Our affiliation with Sita signals to the community that we are not tourists. We are not just passing through en route to the national park, snapping picks of the villagers out of open-backed trucks without slowing down, as if they were King Fishers or wild elephants.

The poverty is overwhelming. In some households, the trappings of domestic abuse, mental illness and unsanitary conditions are too much for us to take. Some of the team have to excuse themselves and wait in the road. Even Sita, one of the strongest people I have ever had the honor to know, gets choked up at the sight of women and children living in unthinkable circumstances. “This… is so hard for me to see.”

While the troubles facing this community are far too numerous to list, energy stands at the core of many of them. Coughing, red-eyed women emerge from smoky huts where they are preparing their family’s dinner over open fire. Throat and lung problems abound, exacerbated by the inability to afford appropriate treatment. Nightly power cuts necessitate hazardous kerosene torches which dimly light the homes that can afford them, providing dangerous, insufficient light for children to study or women to work on producing handicrafts.

Most dwellings in this village look similarly poor, made from mud and thatch, but one stands out as conspicuously prosperous. Cement and tin have replaced mud and sticks. I am surprised to see a satellite dish, a proper grid hook-up and a ceiling fan. I ask Sita, “How is it that this household is so much wealthier than its neighbors’?”

Sita explains that the father of that family is working somewhere in the Middle East, probably as a construction worker, and sending remittances back home. Meager earnings from the Middle East go a long way in Nepal, it seems. In fact, remittances have been estimated to amount to 23% of Nepal’s GDP.

I am glad that this man has the opportunity to earn good money abroad and enrich the lives of his family. That being said, it saddens me that he had no opportunity to make a viable income in Nepal, and I can’t help but consider what kind of person I might have become had my father been abroad for much of my childhood in an effort to provide for my family.

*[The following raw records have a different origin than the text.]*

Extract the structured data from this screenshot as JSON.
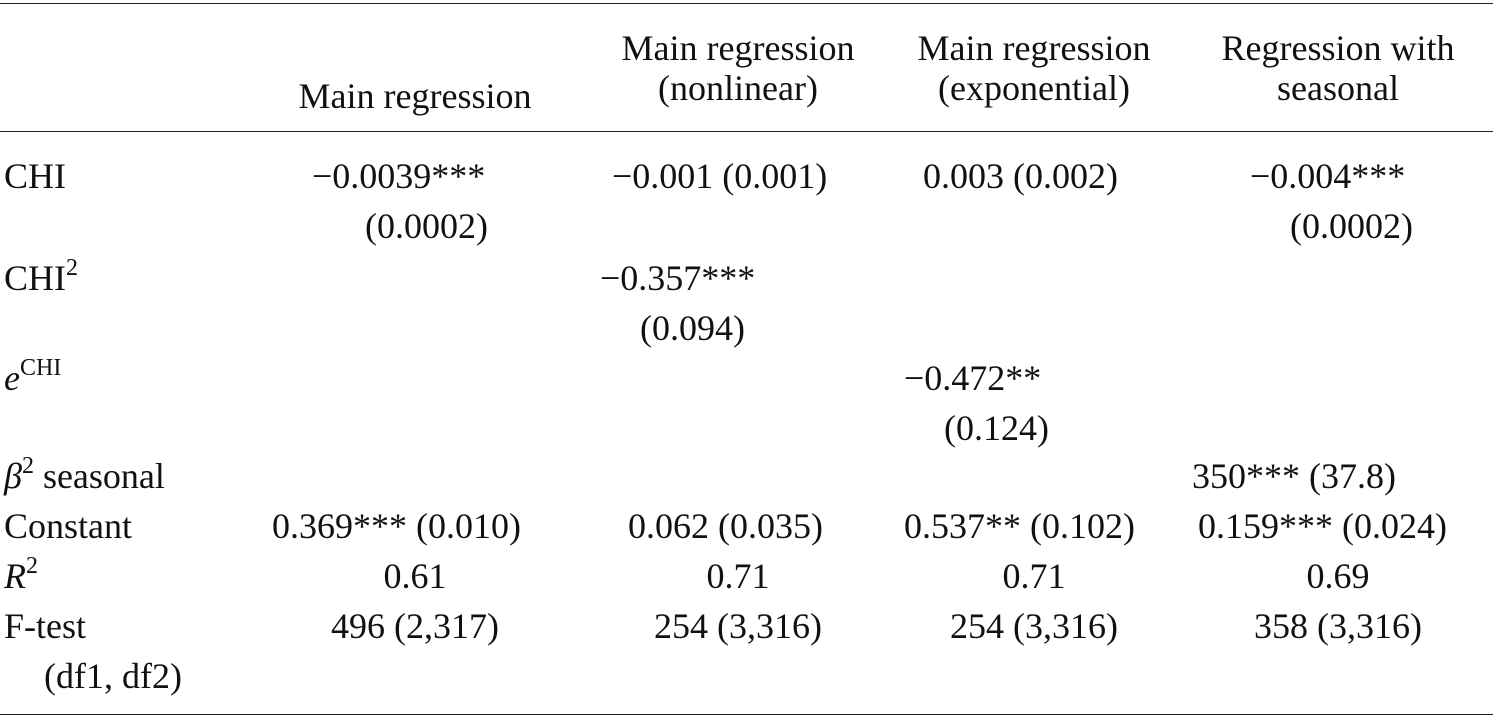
{
  "header": {
    "col1": [
      "Main regression"
    ],
    "col2": [
      "Main regression",
      "(nonlinear)"
    ],
    "col3": [
      "Main regression",
      "(exponential)"
    ],
    "col4": [
      "Regression with",
      "seasonal"
    ]
  },
  "rows": {
    "chi": {
      "label": "CHI",
      "c1_a": "−0.0039***",
      "c1_b": "(0.0002)",
      "c2": "−0.001 (0.001)",
      "c3": "0.003 (0.002)",
      "c4_a": "−0.004***",
      "c4_b": "(0.0002)"
    },
    "chi2": {
      "label": "CHI",
      "label_sup": "2",
      "c2_a": "−0.357***",
      "c2_b": "(0.094)"
    },
    "echi": {
      "label": "e",
      "label_sup": "CHI",
      "c3_a": "−0.472**",
      "c3_b": "(0.124)"
    },
    "beta2": {
      "label_pre": "β",
      "label_sup": "2",
      "label_post": " seasonal",
      "c4": "350*** (37.8)"
    },
    "constant": {
      "label": "Constant",
      "c1": "0.369*** (0.010)",
      "c2": "0.062 (0.035)",
      "c3": "0.537** (0.102)",
      "c4": "0.159*** (0.024)"
    },
    "r2": {
      "label": "R",
      "label_sup": "2",
      "c1": "0.61",
      "c2": "0.71",
      "c3": "0.71",
      "c4": "0.69"
    },
    "ftest": {
      "label_a": "F-test",
      "label_b": "(df1, df2)",
      "c1": "496 (2,317)",
      "c2": "254 (3,316)",
      "c3": "254 (3,316)",
      "c4": "358 (3,316)"
    }
  }
}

I remember why Empower Generation exists, why Anya and I are working so hard to get this organization off the ground: We are working to give people choice—the choice to make a viable income in one’s own community, and to resist the promise of work abroad that increases vulnerability to human trafficking.

As we left Nepal, the first leg of our journey was from Kathmandu to Doha, Qatar. The plane was filled with Nepali men leaving their communities to take construction jobs abroad. Many appeared timid, shaking and sad as the jet engines roared them away from the awe-inspiring Himalayas toward the promise of prosperity in the deserts of the Middle East.

“Risk and danger have been the name of the game for many for many foreign Nepali workers,” notes Sujeev Shakya. Our hope is that Empower Generation will soon give more Nepalis the choice to make a better life for themselves at home.